The report finds convincing evidence that having children and breastfeeding them reduces a woman's lifetime risk of developing breast cancer. Additionally, breastfed infants may have a lower risk of becoming obese and thus a reduced risk of cancer. It recommends that infants be exclusively breastfed for up to 6 months.
Dr. John Milner of NCI's Division of Cancer Prevention was an observer on the expert panel and chair of a working group that evaluated the scientific evidence for mechanisms by which dietary components may cause cancer. He notes that individual susceptibility to cancer from dietary causes varies widely because of genetic and other factors, but researchers don't yet know enough to craft dietary recommendations based on individual risk levels.
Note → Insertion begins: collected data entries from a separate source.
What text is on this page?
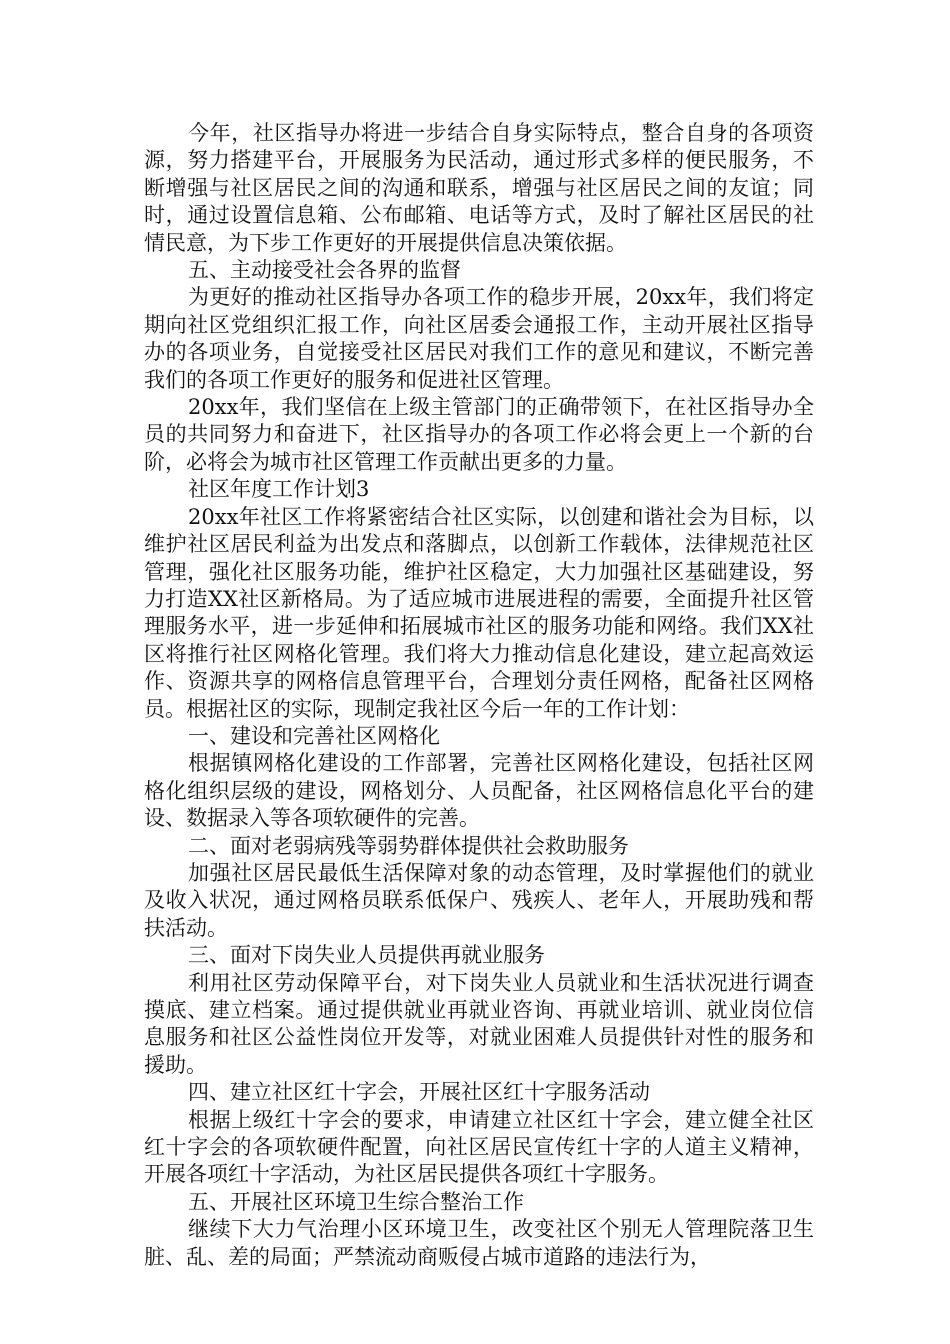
今年，社区指导办将进一步结合自身实际特点，整合自身的各项资源，努力搭建平台，开展服务为民活动，通过形式多样的便民服务，不断增强与社区居民之间的沟通和联系，增强与社区居民之间的友谊；同时，通过设置信息箱、公布邮箱、电话等方式，及时了解社区居民的社情民意，为下步工作更好的开展提供信息决策依据。

五、主动接受社会各界的监督

为更好的推动社区指导办各项工作的稳步开展，20xx年，我们将定期向社区党组织汇报工作，向社区居委会通报工作，主动开展社区指导办的各项业务，自觉接受社区居民对我们工作的意见和建议，不断完善我们的各项工作更好的服务和促进社区管理。

20xx年，我们坚信在上级主管部门的正确带领下，在社区指导办全员的共同努力和奋进下，社区指导办的各项工作必将会更上一个新的台阶，必将会为城市社区管理工作贡献出更多的力量。

社区年度工作计划3

20xx年社区工作将紧密结合社区实际，以创建和谐社会为目标，以维护社区居民利益为出发点和落脚点，以创新工作载体，法律规范社区管理，强化社区服务功能，维护社区稳定，大力加强社区基础建设，努力打造XX社区新格局。为了适应城市进展进程的需要，全面提升社区管理服务水平，进一步延伸和拓展城市社区的服务功能和网络。我们XX社区将推行社区网格化管理。我们将大力推动信息化建设，建立起高效运作、资源共享的网格信息管理平台，合理划分责任网格，配备社区网格员。根据社区的实际，现制定我社区今后一年的工作计划：

一、建设和完善社区网格化

根据镇网格化建设的工作部署，完善社区网格化建设，包括社区网格化组织层级的建设，网格划分、人员配备，社区网格信息化平台的建设、数据录入等各项软硬件的完善。

二、面对老弱病残等弱势群体提供社会救助服务

加强社区居民最低生活保障对象的动态管理，及时掌握他们的就业及收入状况，通过网格员联系低保户、残疾人、老年人，开展助残和帮扶活动。

三、面对下岗失业人员提供再就业服务

利用社区劳动保障平台，对下岗失业人员就业和生活状况进行调查摸底、建立档案。通过提供就业再就业咨询、再就业培训、就业岗位信息服务和社区公益性岗位开发等，对就业困难人员提供针对性的服务和援助。

四、建立社区红十字会，开展社区红十字服务活动

根据上级红十字会的要求，申请建立社区红十字会，建立健全社区红十字会的各项软硬件配置，向社区居民宣传红十字的人道主义精神，开展各项红十字活动，为社区居民提供各项红十字服务。

五、开展社区环境卫生综合整治工作

继续下大力气治理小区环境卫生，改变社区个别无人管理院落卫生脏、乱、差的局面；严禁流动商贩侵占城市道路的违法行为，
The report's dietary recommendations are consistent with current scientific knowledge and with dietary guidance promoted by the U.S. government through the Dietary Guidelines for Americans, the "Fruit and Veggies - More Matters" campaign (formerly "5 A Day for Better Health"), and other programs, Dr. Milner says.
The report recommends against consumption of dietary supplements to prevent cancer. Although some studies, usually in high-risk groups, have suggested that supplements can reduce cancer risk, these findings may not apply to the general population. The panel concludes that "the best source of nourishment is food and drinks."